"Ce qui m'a le plus touché, ce sont les visites sur le terrain, de pouvoir discuter avec les gens. Mon rôle le plus important est d'être la voix authentique des victimes et de la porter dans les enceintes diplomatiques", rappelle Peter Maurer à l'aube de son départ.
Le futur ex-président du Comité international de la Croix-Rouge (CICR) va quitter l'organisation humanitaire en plein conflit armé en Ukraine. Si le CICR a pu rendre visite à quelques centaines de prisonniers de guerre ukrainiens et russes, le compte est loin d'être bon, regrette-t-il.
"Malheureusement, nous n'avons pas encore réussi à obtenir un accès plus important, alors que des milliers de soldats ont été faits prisonniers. Nous sommes impuissants parce que les parties au conflit ont parfois tendance à penser l'humanitaire comme transactionnel et non pas comme une norme à réaliser et à suivre", indique Peter Maurer.
Voir aussi les efforts
D'une manière générale, le Bernois assure toutefois que les Etats ont fait des progrès en matière de droit international humanitaire. "Les dirigeants sont souvent confrontés à des hiérarchies militaires et sécuritaires pour mettre en oeuvre cette aide. Notre action est justement ciblée sur ces difficultés. Il faut aussi voir tous les efforts qui sont faits pour respecter les populations civiles. L'image est davantage grise que noir et blanc."
Au cours de sa carrière, Peter Maurer n'a pas hésité à se rendre au plus près de la guerre pour défendre les intérêts du CICR. Il s'est notamment rendu en Ukraine au mois de mars dernier pour demander un accès humanitaire accru.

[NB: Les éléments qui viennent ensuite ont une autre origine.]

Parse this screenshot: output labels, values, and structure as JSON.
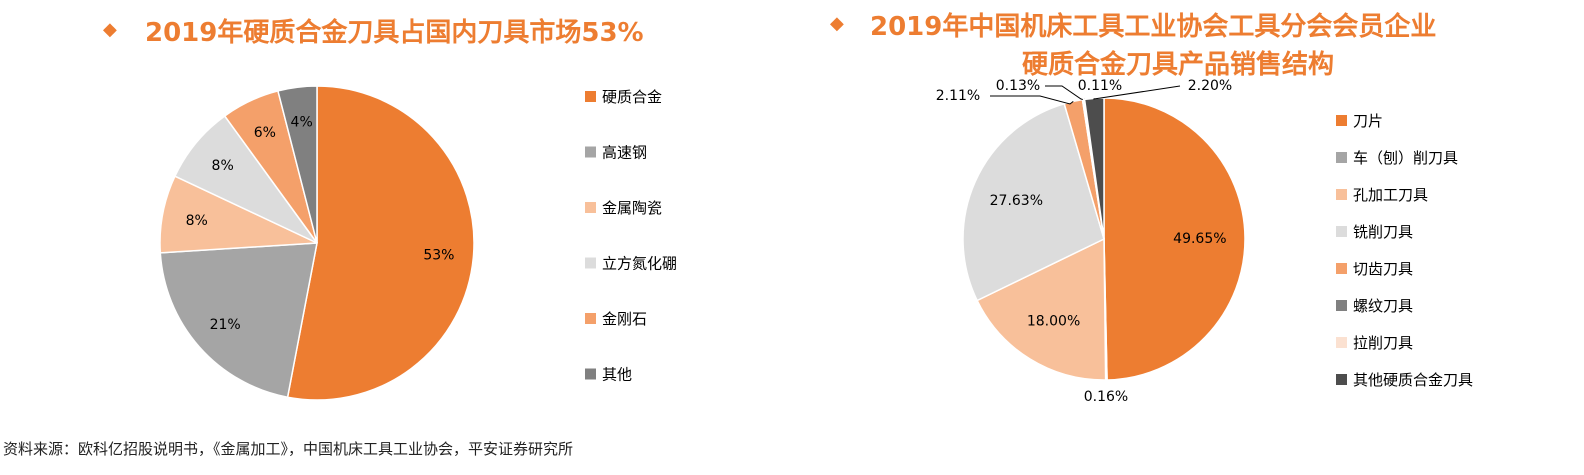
{
  "left_title": "2019年硬质合金刀具占国内刀具市场53%",
  "right_title_line1": "2019年中国机床工具工业协会工具分会会员企业",
  "right_title_line2": "硬质合金刀具产品销售结构",
  "source_note": "资料来源：欧科亿招股说明书，《金属加工》，中国机床工具工业协会，平安证券研究所",
  "colors": {
    "accent": "#ed7d31"
  },
  "chart_data": [
    {
      "type": "pie",
      "title": "2019年硬质合金刀具占国内刀具市场53%",
      "legend_position": "right",
      "slices": [
        {
          "name": "硬质合金",
          "value": 53,
          "label": "53%",
          "color": "#ed7d31"
        },
        {
          "name": "高速钢",
          "value": 21,
          "label": "21%",
          "color": "#a5a5a5"
        },
        {
          "name": "金属陶瓷",
          "value": 8,
          "label": "8%",
          "color": "#f8c09a"
        },
        {
          "name": "立方氮化硼",
          "value": 8,
          "label": "8%",
          "color": "#dcdcdc"
        },
        {
          "name": "金刚石",
          "value": 6,
          "label": "6%",
          "color": "#f4a06a"
        },
        {
          "name": "其他",
          "value": 4,
          "label": "4%",
          "color": "#808080"
        }
      ]
    },
    {
      "type": "pie",
      "title": "2019年中国机床工具工业协会工具分会会员企业硬质合金刀具产品销售结构",
      "legend_position": "right",
      "slices": [
        {
          "name": "刀片",
          "value": 49.65,
          "label": "49.65%",
          "color": "#ed7d31"
        },
        {
          "name": "车（刨）削刀具",
          "value": 0.16,
          "label": "0.16%",
          "color": "#a5a5a5"
        },
        {
          "name": "孔加工刀具",
          "value": 18.0,
          "label": "18.00%",
          "color": "#f8c09a"
        },
        {
          "name": "铣削刀具",
          "value": 27.63,
          "label": "27.63%",
          "color": "#dcdcdc"
        },
        {
          "name": "切齿刀具",
          "value": 2.11,
          "label": "2.11%",
          "color": "#f4a06a"
        },
        {
          "name": "螺纹刀具",
          "value": 0.13,
          "label": "0.13%",
          "color": "#808080"
        },
        {
          "name": "拉削刀具",
          "value": 0.11,
          "label": "0.11%",
          "color": "#fbe1d1"
        },
        {
          "name": "其他硬质合金刀具",
          "value": 2.2,
          "label": "2.20%",
          "color": "#4d4d4d"
        }
      ]
    }
  ]
}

"Je n'ai jamais vraiment eu peur. L'institution a des procédures de sécurité auxquelles je fais confiance. Quand on est une organisation de ligne de front comme le CICR, il faut montrer, du président au dernier délégué, qu'on est prêt à prendre des risques. C'est aussi un élément d'espoir pour les victimes", relève le Suisse.
"Un acteur crédible"
De Vladimir Poutine à Angela Merkel, Peter Maurer a côtoyé les plus grands chefs d'Etat. "J'ai toujours eu envie de pouvoir transmettre à ces dirigeants une réalité qu'ils ne connaissent souvent pas. Ils ne sont pas toujours conscients des dimensions humanitaires. J'ai beaucoup apprécié ces situations dans lesquelles je pouvais être un avocat du vrai."
Selon lui, le CICR a gardé toute son aura. "Je n'ai pas l'impression, par la qualité des discussions que nous avons avec l'Ukraine, la Russie et beaucoup d'autres belligérants, que la neutralité et l'impartialité de notre organisation sont remises en question. Les canaux pour dialoguer sont toujours ouverts, nous sommes un acteur crédible."
Au 1er octobre, Mirjana Spoljaric Egger remplacera Peter Maurer à la tête du CICR. La diplomate suisse sera la première femme à assurer cette fonction. De son côté, le Bernois reprendra la présidence du Basel Institute on Governance. Il a également été élu au conseil d'administration de la Zurich Assurance.